South Carolina Candidates
The final four candidates will compete for the GOP presidential nomination in South Carolina on Saturday.

Rick Santorum and Newt Gingrich, the two closest rival GOP candidates to Republican presidential frontrunner Mitt Romney, hope to meet the former Massachusetts governor in a "one-on-one" contest by the time the primary campaign heads to Florida on 31 January.

Charles Mahtesian, national editor of the online publication Politico, told International Business Times UK: "If Santorum can come second [in South Carolina], then he will look to make the contest a one-on-one battle with Romney.

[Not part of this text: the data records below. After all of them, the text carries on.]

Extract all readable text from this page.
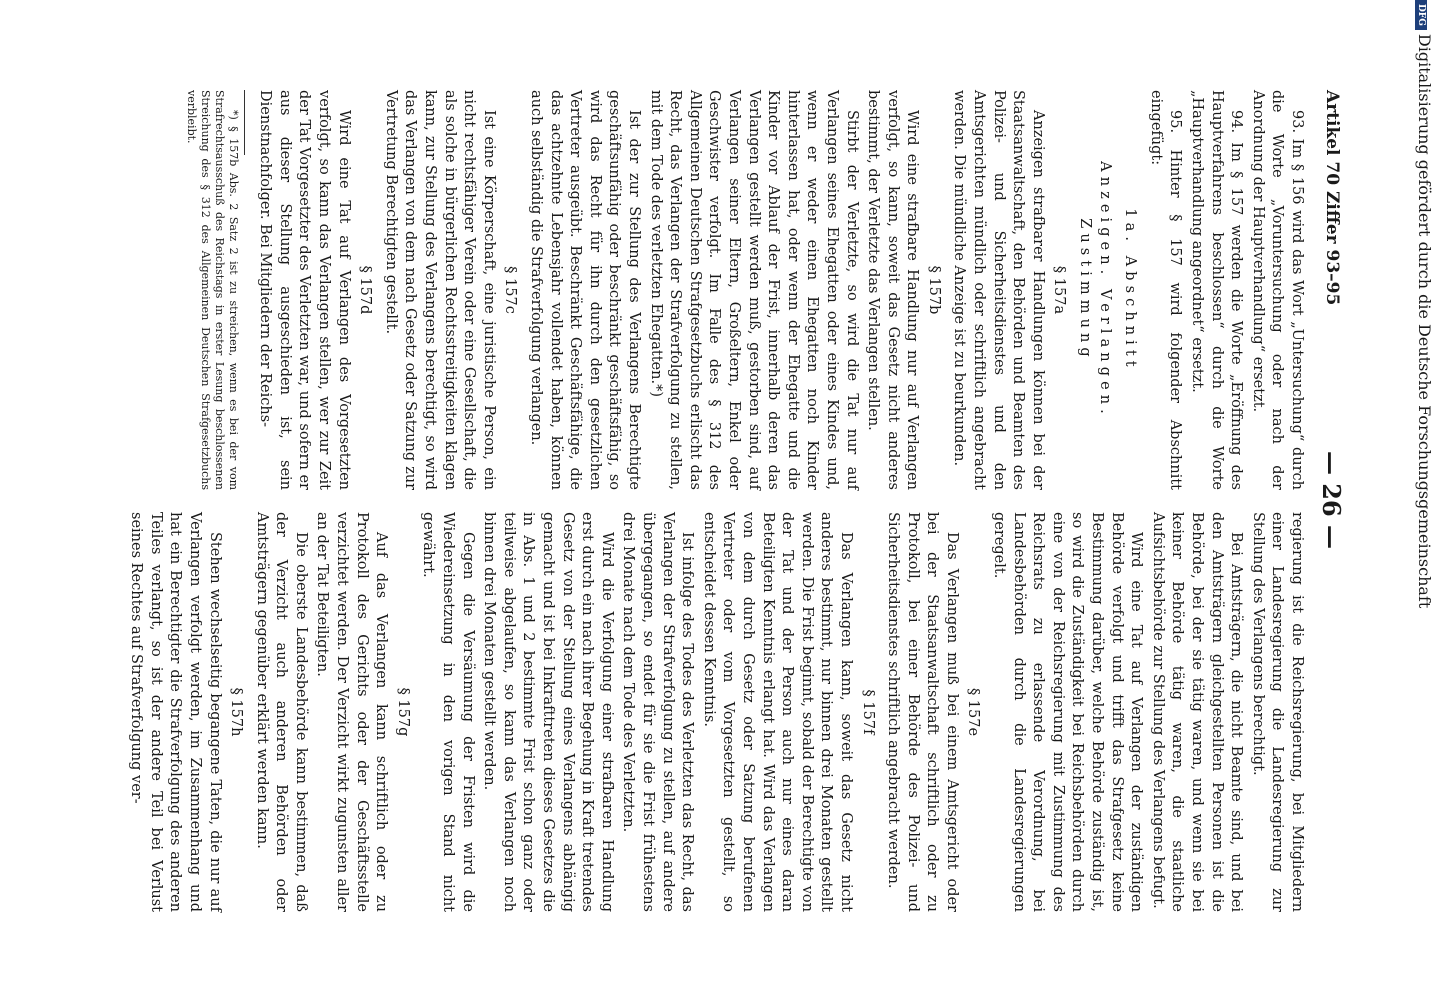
DFGDigitalisierung gefördert durch die Deutsche Forschungsgemeinschaft
Artikel 70 Ziffer 93–95
— 26 —

93. Im § 156 wird das Wort „Untersuchung“ durch die Worte „Voruntersuchung oder nach der Anordnung der Hauptverhandlung“ ersetzt.

94. Im § 157 werden die Worte „Eröffnung des Hauptverfahrens beschlossen“ durch die Worte „Hauptverhandlung angeordnet“ ersetzt.

95. Hinter § 157 wird folgender Abschnitt eingefügt:

1a. Abschnitt
Anzeigen. Verlangen. Zustimmung
§ 157a

Anzeigen strafbarer Handlungen können bei der Staatsanwaltschaft, den Behörden und Beamten des Polizei- und Sicherheitsdienstes und den Amtsgerichten mündlich oder schriftlich angebracht werden. Die mündliche Anzeige ist zu beurkunden.

§ 157b

Wird eine strafbare Handlung nur auf Verlangen verfolgt, so kann, soweit das Gesetz nicht anderes bestimmt, der Verletzte das Verlangen stellen.

Stirbt der Verletzte, so wird die Tat nur auf Verlangen seines Ehegatten oder eines Kindes und, wenn er weder einen Ehegatten noch Kinder hinterlassen hat, oder wenn der Ehegatte und die Kinder vor Ablauf der Frist, innerhalb deren das Verlangen gestellt werden muß, gestorben sind, auf Verlangen seiner Eltern, Großeltern, Enkel oder Geschwister verfolgt. Im Falle des § 312 des Allgemeinen Deutschen Strafgesetzbuchs erlischt das Recht, das Verlangen der Strafverfolgung zu stellen, mit dem Tode des verletzten Ehegatten.*)

Ist der zur Stellung des Verlangens Berechtigte geschäftsunfähig oder beschränkt geschäftsfähig, so wird das Recht für ihn durch den gesetzlichen Vertreter ausgeübt. Beschränkt Geschäftsfähige, die das achtzehnte Lebensjahr vollendet haben, können auch selbständig die Strafverfolgung verlangen.

§ 157c

Ist eine Körperschaft, eine juristische Person, ein nicht rechtsfähiger Verein oder eine Gesellschaft, die als solche in bürgerlichen Rechtsstreitigkeiten klagen kann, zur Stellung des Verlangens berechtigt, so wird das Verlangen von dem nach Gesetz oder Satzung zur Vertretung Berechtigten gestellt.

§ 157d

Wird eine Tat auf Verlangen des Vorgesetzten verfolgt, so kann das Verlangen stellen, wer zur Zeit der Tat Vorgesetzter des Verletzten war, und sofern er aus dieser Stellung ausgeschieden ist, sein Dienstnachfolger. Bei Mitgliedern der Reichs-

*) § 157b Abs. 2 Satz 2 ist zu streichen, wenn es bei der vom Strafrechtsausschuß des Reichstags in erster Lesung beschlossenen Streichung des § 312 des Allgemeinen Deutschen Strafgesetzbuchs verbleibt.

regierung ist die Reichsregierung, bei Mitgliedern einer Landesregierung die Landesregierung zur Stellung des Verlangens berechtigt.

Bei Amtsträgern, die nicht Beamte sind, und bei den Amtsträgern gleichgestellten Personen ist die Behörde, bei der sie tätig waren, und wenn sie bei keiner Behörde tätig waren, die staatliche Aufsichtsbehörde zur Stellung des Verlangens befugt.

Wird eine Tat auf Verlangen der zuständigen Behörde verfolgt und trifft das Strafgesetz keine Bestimmung darüber, welche Behörde zuständig ist, so wird die Zuständigkeit bei Reichsbehörden durch eine von der Reichsregierung mit Zustimmung des Reichsrats zu erlassende Verordnung, bei Landesbehörden durch die Landesregierungen geregelt.

§ 157e

Das Verlangen muß bei einem Amtsgericht oder bei der Staatsanwaltschaft schriftlich oder zu Protokoll, bei einer Behörde des Polizei- und Sicherheitsdienstes schriftlich angebracht werden.

§ 157f

Das Verlangen kann, soweit das Gesetz nicht anderes bestimmt, nur binnen drei Monaten gestellt werden. Die Frist beginnt, sobald der Berechtigte von der Tat und der Person auch nur eines daran Beteiligten Kenntnis erlangt hat. Wird das Verlangen von dem durch Gesetz oder Satzung berufenen Vertreter oder vom Vorgesetzten gestellt, so entscheidet dessen Kenntnis.

Ist infolge des Todes des Verletzten das Recht, das Verlangen der Strafverfolgung zu stellen, auf andere übergegangen, so endet für sie die Frist frühestens drei Monate nach dem Tode des Verletzten.

Wird die Verfolgung einer strafbaren Handlung erst durch ein nach ihrer Begehung in Kraft tretendes Gesetz von der Stellung eines Verlangens abhängig gemacht und ist bei Inkrafttreten dieses Gesetzes die in Abs. 1 und 2 bestimmte Frist schon ganz oder teilweise abgelaufen, so kann das Verlangen noch binnen drei Monaten gestellt werden.

Gegen die Versäumung der Fristen wird die Wiedereinsetzung in den vorigen Stand nicht gewährt.

§ 157g

Auf das Verlangen kann schriftlich oder zu Protokoll des Gerichts oder der Geschäftsstelle verzichtet werden. Der Verzicht wirkt zugunsten aller an der Tat Beteiligten.

Die oberste Landesbehörde kann bestimmen, daß der Verzicht auch anderen Behörden oder Amtsträgern gegenüber erklärt werden kann.

§ 157h

Stehen wechselseitig begangene Taten, die nur auf Verlangen verfolgt werden, im Zusammenhang und hat ein Berechtigter die Strafverfolgung des anderen Teiles verlangt, so ist der andere Teil bei Verlust seines Rechtes auf Strafverfolgung ver-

If this happens, he can certainly make a contest of it."

Former congressman Santorum, who enjoyed a huge bounce of support in Iowa, narrowly losing by eight votes, hopes to repeat the shock result in South Carolina.

This does not figure in the plans of former house speaker Newt Gingrich, who enjoyed a surge in opinion polls which has left him clinging to hope that the battle in Florida will come down to a duel.

Following his endorsement by former vice-presidential candidate Sarah Palin, Gingrich brushed off claims that ex-wife Marianna would deliver a "bombshell" interview with ABC News.

Tom Jensen, director of Public Policy Polling, said the firm's latest poll showed a clear momentum towards Gingrich. "Santorum's collapsed and his people are going to Newt," he said. "Gingrich and Romney are basically running even on the first night of our South Carolina poll. No one else is close."

Race for the White House

There has been concern that the Republican race for the White House has scarred the candidates to such an extent that whichever nominee faces Barack Obama in the autumn will have lost a lot of credibility.

Mahtesian disagreed. "Primaries are like this," he said. "The conservatives are fractured but if they can gather behind their chosen candidate then they will be fine.

"This will be one of the closest races in the history of American elections.

"This is a very tight race. There's a decent chance that no one will get above the 60 percent mark in any state. This one will go right down to the wire."